De pronto expande su boca y su cuerpo se enciende en chispazos. Fuego artificial, su luz irradia y pone en evidencia un cuerpo perfecto, con ojillos eléctricos, cuernos esparcidos por el dorso, una barba ramificada pétrea y móvil. Nada en silencio, se apaga de nuevo. Sólo el cebo luminoso parece errar en lo eterno. A veces se enciende la barba y a veces las aletas en una serie de foquitos a velocidad de semicírculo. Luego oscuridad la engulle, se pierde, pero no desaparece allí sigue, sin luz, protegida por la clámide intensa de la sombra.
Este es el rape abisal Melanocetus es un lofiforme, pez de aguas profundas (> 1000 m); con bocas enormes, aletas sin espinas, zonas sin escamas y aletas pectorales sostenidas por un bracito. Se distinguen por ojos minúsculos y una caña bioluminiscente que le crece en la cabeza a modo de cebo. Lo interesante es que todos estos rapes abisales que se han capturado han sido hembras.
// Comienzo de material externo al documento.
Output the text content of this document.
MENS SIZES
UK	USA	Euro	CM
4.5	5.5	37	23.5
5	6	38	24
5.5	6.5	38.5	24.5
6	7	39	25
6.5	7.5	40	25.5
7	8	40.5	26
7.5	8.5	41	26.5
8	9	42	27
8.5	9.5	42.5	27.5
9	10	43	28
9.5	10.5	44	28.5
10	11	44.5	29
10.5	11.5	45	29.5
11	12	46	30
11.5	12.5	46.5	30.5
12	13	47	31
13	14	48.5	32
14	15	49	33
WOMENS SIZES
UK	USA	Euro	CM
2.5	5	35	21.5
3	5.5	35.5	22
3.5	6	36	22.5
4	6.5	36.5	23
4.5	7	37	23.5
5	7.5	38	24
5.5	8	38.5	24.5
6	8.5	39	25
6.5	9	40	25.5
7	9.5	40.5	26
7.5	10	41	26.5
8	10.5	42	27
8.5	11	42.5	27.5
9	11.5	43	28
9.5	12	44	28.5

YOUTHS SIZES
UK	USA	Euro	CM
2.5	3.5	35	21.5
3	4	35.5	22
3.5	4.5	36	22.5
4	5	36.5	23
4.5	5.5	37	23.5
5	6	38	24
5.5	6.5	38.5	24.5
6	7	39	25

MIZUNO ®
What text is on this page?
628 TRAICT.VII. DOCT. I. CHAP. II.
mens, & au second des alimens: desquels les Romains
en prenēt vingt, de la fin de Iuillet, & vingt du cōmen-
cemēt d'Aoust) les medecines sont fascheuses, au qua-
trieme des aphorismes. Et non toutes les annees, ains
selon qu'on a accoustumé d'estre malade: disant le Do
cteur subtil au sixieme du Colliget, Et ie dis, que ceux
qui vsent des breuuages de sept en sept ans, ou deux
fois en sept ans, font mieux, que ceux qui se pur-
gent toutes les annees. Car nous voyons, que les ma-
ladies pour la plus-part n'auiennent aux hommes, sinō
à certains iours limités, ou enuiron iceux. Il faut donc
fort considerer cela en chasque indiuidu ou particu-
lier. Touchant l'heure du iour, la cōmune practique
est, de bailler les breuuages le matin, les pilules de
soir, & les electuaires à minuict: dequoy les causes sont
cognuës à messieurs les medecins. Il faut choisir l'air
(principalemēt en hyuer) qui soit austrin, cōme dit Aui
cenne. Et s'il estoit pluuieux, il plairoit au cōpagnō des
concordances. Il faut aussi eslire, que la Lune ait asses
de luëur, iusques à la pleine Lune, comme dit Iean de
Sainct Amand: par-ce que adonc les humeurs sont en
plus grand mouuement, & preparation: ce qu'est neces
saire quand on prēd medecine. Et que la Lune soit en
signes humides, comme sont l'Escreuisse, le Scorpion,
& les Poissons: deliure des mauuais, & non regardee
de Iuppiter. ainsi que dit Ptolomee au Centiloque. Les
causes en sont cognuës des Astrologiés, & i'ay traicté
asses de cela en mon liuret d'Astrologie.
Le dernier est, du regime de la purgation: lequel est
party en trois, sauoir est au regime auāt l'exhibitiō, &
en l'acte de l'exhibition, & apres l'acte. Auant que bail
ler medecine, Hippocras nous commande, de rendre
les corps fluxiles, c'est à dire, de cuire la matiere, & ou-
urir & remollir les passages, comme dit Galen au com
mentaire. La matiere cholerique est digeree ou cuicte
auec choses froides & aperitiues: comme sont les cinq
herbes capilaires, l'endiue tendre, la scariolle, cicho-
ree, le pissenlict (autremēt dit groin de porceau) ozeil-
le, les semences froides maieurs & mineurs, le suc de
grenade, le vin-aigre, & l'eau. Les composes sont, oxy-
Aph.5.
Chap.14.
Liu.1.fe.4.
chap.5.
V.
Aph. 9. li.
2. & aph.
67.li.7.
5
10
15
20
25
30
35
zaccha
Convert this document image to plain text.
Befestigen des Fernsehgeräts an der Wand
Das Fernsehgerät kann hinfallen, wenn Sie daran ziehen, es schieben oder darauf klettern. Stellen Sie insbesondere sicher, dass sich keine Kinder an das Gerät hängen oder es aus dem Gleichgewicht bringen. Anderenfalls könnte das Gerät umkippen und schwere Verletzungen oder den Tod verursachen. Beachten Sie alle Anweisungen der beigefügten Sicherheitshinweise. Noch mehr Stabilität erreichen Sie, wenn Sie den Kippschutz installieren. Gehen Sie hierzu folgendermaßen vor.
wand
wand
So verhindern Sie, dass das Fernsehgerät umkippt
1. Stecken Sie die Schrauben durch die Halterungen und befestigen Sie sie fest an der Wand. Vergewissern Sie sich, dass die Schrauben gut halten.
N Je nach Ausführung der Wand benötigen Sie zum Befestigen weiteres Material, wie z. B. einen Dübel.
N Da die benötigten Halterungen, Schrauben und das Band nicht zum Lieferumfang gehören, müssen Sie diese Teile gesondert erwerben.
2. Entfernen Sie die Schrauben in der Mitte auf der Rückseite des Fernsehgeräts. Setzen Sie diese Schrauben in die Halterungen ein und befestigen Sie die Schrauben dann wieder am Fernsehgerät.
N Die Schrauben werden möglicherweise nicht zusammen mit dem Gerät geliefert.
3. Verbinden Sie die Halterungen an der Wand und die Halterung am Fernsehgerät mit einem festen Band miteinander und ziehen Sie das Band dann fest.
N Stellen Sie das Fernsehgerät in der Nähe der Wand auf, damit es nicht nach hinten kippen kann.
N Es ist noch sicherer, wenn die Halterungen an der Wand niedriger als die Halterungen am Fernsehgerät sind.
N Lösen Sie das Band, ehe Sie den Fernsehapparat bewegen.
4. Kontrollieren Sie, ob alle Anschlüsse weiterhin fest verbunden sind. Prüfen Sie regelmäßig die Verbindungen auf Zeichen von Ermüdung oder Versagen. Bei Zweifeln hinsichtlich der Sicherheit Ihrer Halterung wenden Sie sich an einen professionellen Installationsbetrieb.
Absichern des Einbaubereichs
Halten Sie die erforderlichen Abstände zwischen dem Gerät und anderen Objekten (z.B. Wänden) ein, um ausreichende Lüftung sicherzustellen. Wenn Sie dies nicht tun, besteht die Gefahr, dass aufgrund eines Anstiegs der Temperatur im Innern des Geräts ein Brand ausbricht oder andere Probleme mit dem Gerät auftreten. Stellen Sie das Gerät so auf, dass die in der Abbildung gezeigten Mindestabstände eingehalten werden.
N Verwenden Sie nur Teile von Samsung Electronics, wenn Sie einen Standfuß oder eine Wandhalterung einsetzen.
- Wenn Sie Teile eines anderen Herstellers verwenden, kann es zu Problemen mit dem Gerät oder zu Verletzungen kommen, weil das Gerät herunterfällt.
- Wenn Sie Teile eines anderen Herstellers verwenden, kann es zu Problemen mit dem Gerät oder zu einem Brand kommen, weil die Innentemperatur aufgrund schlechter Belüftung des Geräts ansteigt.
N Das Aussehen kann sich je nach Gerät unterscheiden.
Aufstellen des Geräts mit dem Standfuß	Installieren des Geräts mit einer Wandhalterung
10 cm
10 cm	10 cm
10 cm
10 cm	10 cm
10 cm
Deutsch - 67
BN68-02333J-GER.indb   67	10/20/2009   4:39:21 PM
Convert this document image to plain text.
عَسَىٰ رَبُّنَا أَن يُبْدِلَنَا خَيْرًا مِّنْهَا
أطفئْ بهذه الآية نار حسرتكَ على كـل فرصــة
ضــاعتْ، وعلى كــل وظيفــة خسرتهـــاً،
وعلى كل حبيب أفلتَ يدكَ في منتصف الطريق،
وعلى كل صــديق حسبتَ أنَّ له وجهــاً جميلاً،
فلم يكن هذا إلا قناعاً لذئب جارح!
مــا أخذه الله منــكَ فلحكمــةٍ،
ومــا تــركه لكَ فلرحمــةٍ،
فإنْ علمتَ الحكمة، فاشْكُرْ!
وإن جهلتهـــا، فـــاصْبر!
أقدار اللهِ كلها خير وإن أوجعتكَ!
¿Dónde están los machos? Dentro de ellas.
Los machos son diminutos ávidos de deseo con un solo objetivo, encontrar a su novia, pegarse a ella, perforarla y meterse en ella. Al carecer de aparato digestivo, el macho se fusiona con la hembra que lo inerva con sus vasos sanguíneos. Lo posee como un órgano dependiente y el machos e reduce a un órgano testicular que vive ya dentro de ella, disuelto, fundido con su amada.
He aquí una pequeña descripción poética:
Perfuma.
Como toda hembra huele y su fascinación es imposible de vencer. Sigue la huella de su olor un macho de su especie. Pero no tiene caña, no tiene la mandíbula imponente ni los músculos de luz. Es apenas una tirita alargada y minúscula, mide la décima parte de la hembra que caza. Está embriagado de deseo, imagina ya el placer del cuerpo luminoso de la giganta contra su enclenque magnitud.
En ese desierto inmenso podría ser una presa fácil pero nadie lo puede encontrar, es un chicuelo, apenas y madura ya sexualmente. Toda su fisiología se concentra en olfatear, descarta hedores de llovizna carroñera, barajea fragancias, escoge entre pistas y al fin se excita con la hembra. A sotavento impele su natación frenética. Su imaginación se confunde con deseo, ya ha visto encenderse a su gigantesca musa y la alcanza. En medio del sepulcro engañoso, el pez abre su boquita y se fija a un costado de la hembra. Su débil mandíbula sin dientes nunca ha probado alimento. Es incapaz de cazar desde que dejó de ser larva. Sólo vive para amar y su misión es fundirse cuerpo y alma con ella. Los amantes son dispares, la novia es titánica para el nimio novio, posee columnas filosas, órganos sensitivos para cruzar el piélago, músculos robustos que el pequeño añora.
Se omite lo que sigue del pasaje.